I appreciate my neighbours so much more – I definitely feel like I have got to know more people on my road better; some people I would have never spoken to and others who I did, so much better. We loved the street parties last year too! Without the weekend chats with my closest ones, over the last few months, I know I would have lost my mind. I will be always grateful.
Rediscovered my love of music – I have really got back into music over the last few months. I’m loving it! Old stuff, new stuff, film music, anything. It’s kept me sane and cheerful. Helped me clean and just kept me going.
Realised I will never home school any of the children – sometimes I used to wonder what it would be like to home-school my kids. Would they learn more? Would I enjoy it? I saw people on Instagram do a good job but after the lockdown, I realise I will NEVER do it. I’m a terrible teacher. I have no patience and you know what? I hate it!
Being lazy is ok – Yes I am a bit lazy. I’ll admit it but I don’t always like it and feel guilty. However, I’ve learnt in lockdown it’s fine to do nothing, as sometimes what else is there to do? It can be boring and it can be slow but when you can’t go far and have had a million walks, it’s ok to chill.
Made it easier to refuse things I don’t want to do – I do feel even more so now, why should I do things I don’t want to do? Sometimes I’d get asked out or to do something and I think nope but I end up doing it! After all this lockdown and being told what to do, I’m going to say no more and just do what makes me happy (within reason of course!)
The kids have learnt to entertain themselves a lot more – I used to worry if we didn’t have plans all the time. I can’t sit still usually at weekends. Kids have swimming, I train and we often do something on the Sunday, whether seeing family or friends or simply nipping into town for a bit. So lockdown has been a complete slow down. The kids have had to learn to find things to do and they are all much better at playing. So much, I’ve even had time to read or watch Netflix and have a cuppa.
Blogging isn’t everything – this one I’m a little sad over but it has been positive in many ways. Work has been quieter of course since Christmas and I feel I have lost my mojo a little. Less places to visit and less photos to take. This has been positive as I’ve taken less time over it. I lost my free days homeschooling and weekends have been about getting outdoors, being with the kids and cleaning(!) for the last three months. I know I won’t give it up but it’s not as high a priority at the moment.
I have tried new hobbies – sad hobbies yes but I’ve got a little into gaming on my hubby’s virtual reality headset. This is fantastic for losing yourself for a while. So relaxing and completely fun. I also started bullet journalling and doodling during the first lockdown but haven’t done this in a little while.
I realised I do get on and have such a laugh with my husband – turns out…I do actually quite like my husband! Well, if you are going to be stuck together for long periods of time, you are going to figure this out!! I’ve seen quite a few stories of splitting up and divorce and glad that this isn’t me.
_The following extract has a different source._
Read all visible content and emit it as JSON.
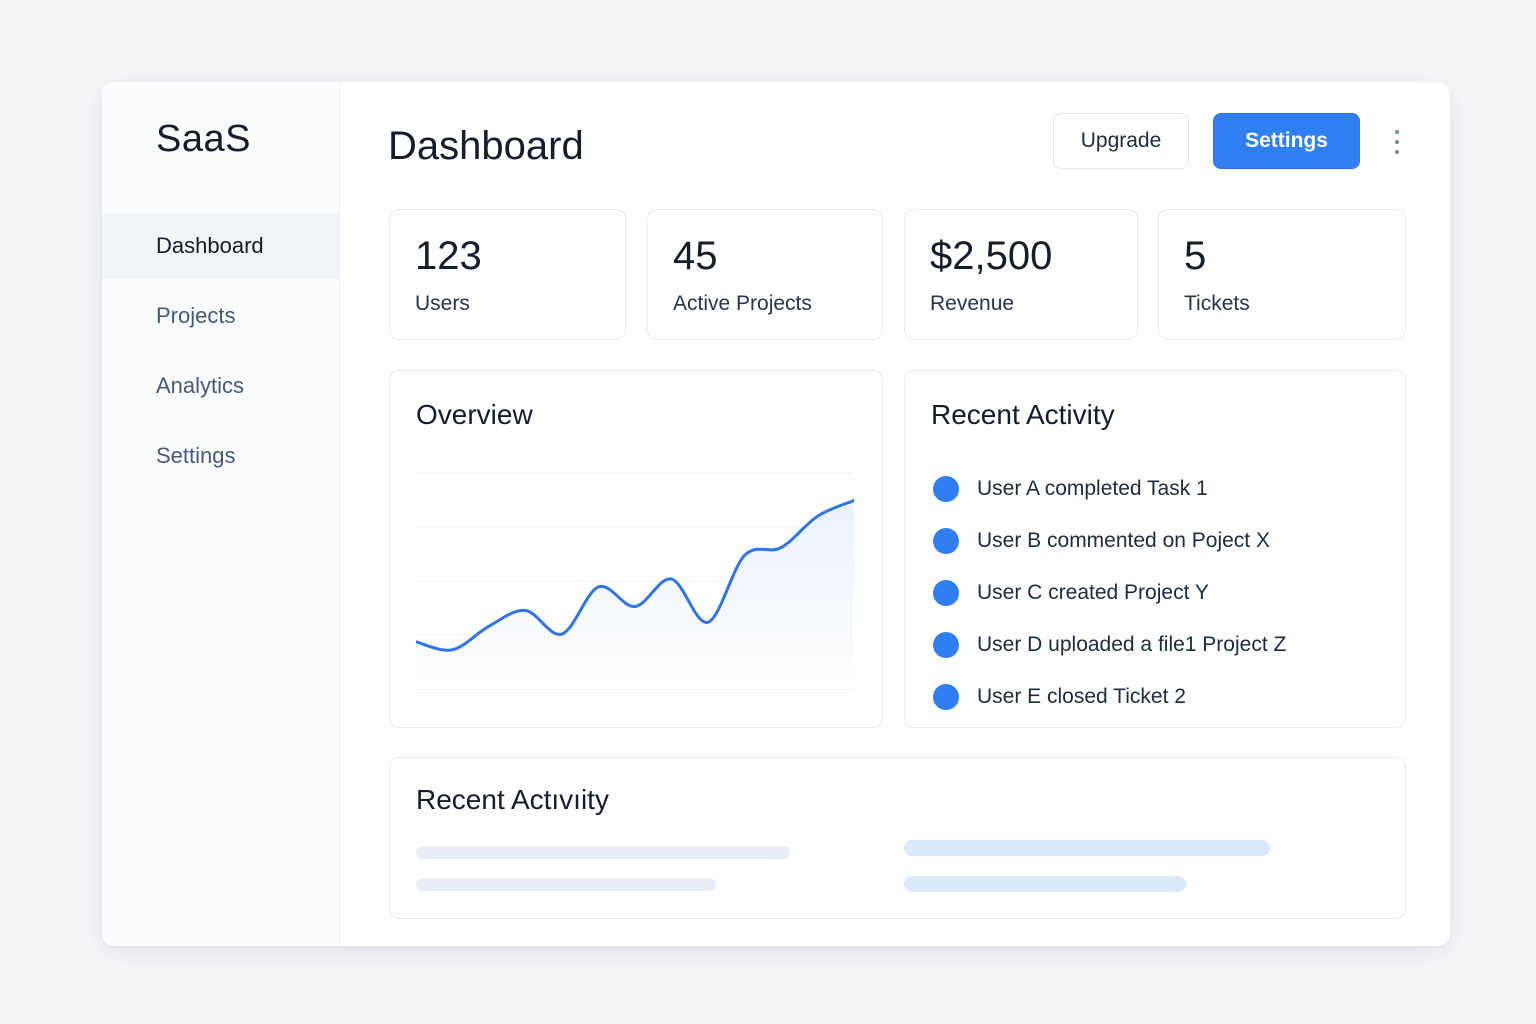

We have had lots of date nights, laughs and a lot of Netflix. So yes…I’m glad I married him…for now.
I’ve not a clue what will happen as the next few weeks unfold. Part of me can see the light at the end of the tunnel; the other half of me can see a spanner in the works, like Christmas. With parts of Europe in the throes of a third wave, I do wonder will we be next?
Bottom line though, I know I we will be ok and these positives of lockdown will keep me going!